Of 8602 participants at risk at baseline, 3580 (41.6%) developed abnormal blood glucose during an average of 4.9 years follow-up. The average eCRF of 12.03 ± 1.75 METs was equivalent to the CRF of 12.15 ± 2.40 METs within the 10% equivalence limit. In fully adjusted models, the estimated risks were the same (HRs = 0.96), eCRF (95% CIs = 0.93-0.99), and CRF (95% CI of 0.94-0.98). Each 1-MET increase was associated with a 4% reduced risk.

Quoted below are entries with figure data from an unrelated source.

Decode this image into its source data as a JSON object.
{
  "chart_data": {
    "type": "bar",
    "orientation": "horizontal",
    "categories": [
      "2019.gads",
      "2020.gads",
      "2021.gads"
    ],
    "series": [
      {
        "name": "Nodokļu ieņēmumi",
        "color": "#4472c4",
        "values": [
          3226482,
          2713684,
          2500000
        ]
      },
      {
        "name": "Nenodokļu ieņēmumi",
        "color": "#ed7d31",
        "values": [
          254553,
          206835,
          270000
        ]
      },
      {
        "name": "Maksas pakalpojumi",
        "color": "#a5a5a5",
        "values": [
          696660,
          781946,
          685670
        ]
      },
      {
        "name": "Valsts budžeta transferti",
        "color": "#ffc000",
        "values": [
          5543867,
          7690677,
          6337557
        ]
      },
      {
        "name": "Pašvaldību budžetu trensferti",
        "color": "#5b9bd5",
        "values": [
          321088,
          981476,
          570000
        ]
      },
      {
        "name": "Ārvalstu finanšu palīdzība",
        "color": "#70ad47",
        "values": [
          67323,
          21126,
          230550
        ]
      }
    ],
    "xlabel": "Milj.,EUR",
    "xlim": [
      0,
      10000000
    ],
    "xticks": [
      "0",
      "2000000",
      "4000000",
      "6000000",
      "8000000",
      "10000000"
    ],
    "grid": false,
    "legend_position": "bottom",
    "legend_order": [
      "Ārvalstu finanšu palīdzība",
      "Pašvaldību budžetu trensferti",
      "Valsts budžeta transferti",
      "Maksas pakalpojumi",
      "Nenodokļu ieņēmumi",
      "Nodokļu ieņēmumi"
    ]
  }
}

Higher eCRF is associated with a lower risk of abnormal glucose. eCRF can be a vital sign used for research and prevention.
心肺适能(CRF)是慢性疾病的一个预测指标,但在初级保健机构中进行常规测量并不实际。我们使用了一种新的估计心肺适能(eCRF)算法,该算法利用电子健康记录中常规记录的信息来预测血糖异常发生率。
参与者为1979年至2006年期间参加有氧运动中心纵向研究的20 - 81岁成年人(女性占17.8%)。eCRF基于性别、年龄、体重指数、静息心率、静息血压和吸烟状况。CRF通过最大运动平板试验进行测量。以eCRF和CRF作为自变量,同时调整协变量(年龄、性别、检查年份、腰围、大量饮酒、吸烟以及糖尿病和血脂家族史),建立Cox比例风险回归模型来预测血糖异常发生率。
在基线时有风险的8602名参与者中,平均4.9年的随访期间有3580名(41.6%)出现血糖异常。平均eCRF为12.03±1.75梅脱,在10%的等效界限内与CRF的12.15±2.40梅脱相当。在完全调整的模型中,估计风险相同(风险比=0.96),eCRF(95%置信区间=0.93 - 0.99)和CRF(95%置信区间为0.94 - 0.98)。每增加1梅脱与风险降低4%相关。
较高的eCRF与较低的血糖异常风险相关。eCRF可作为用于研究和预防的生命体征。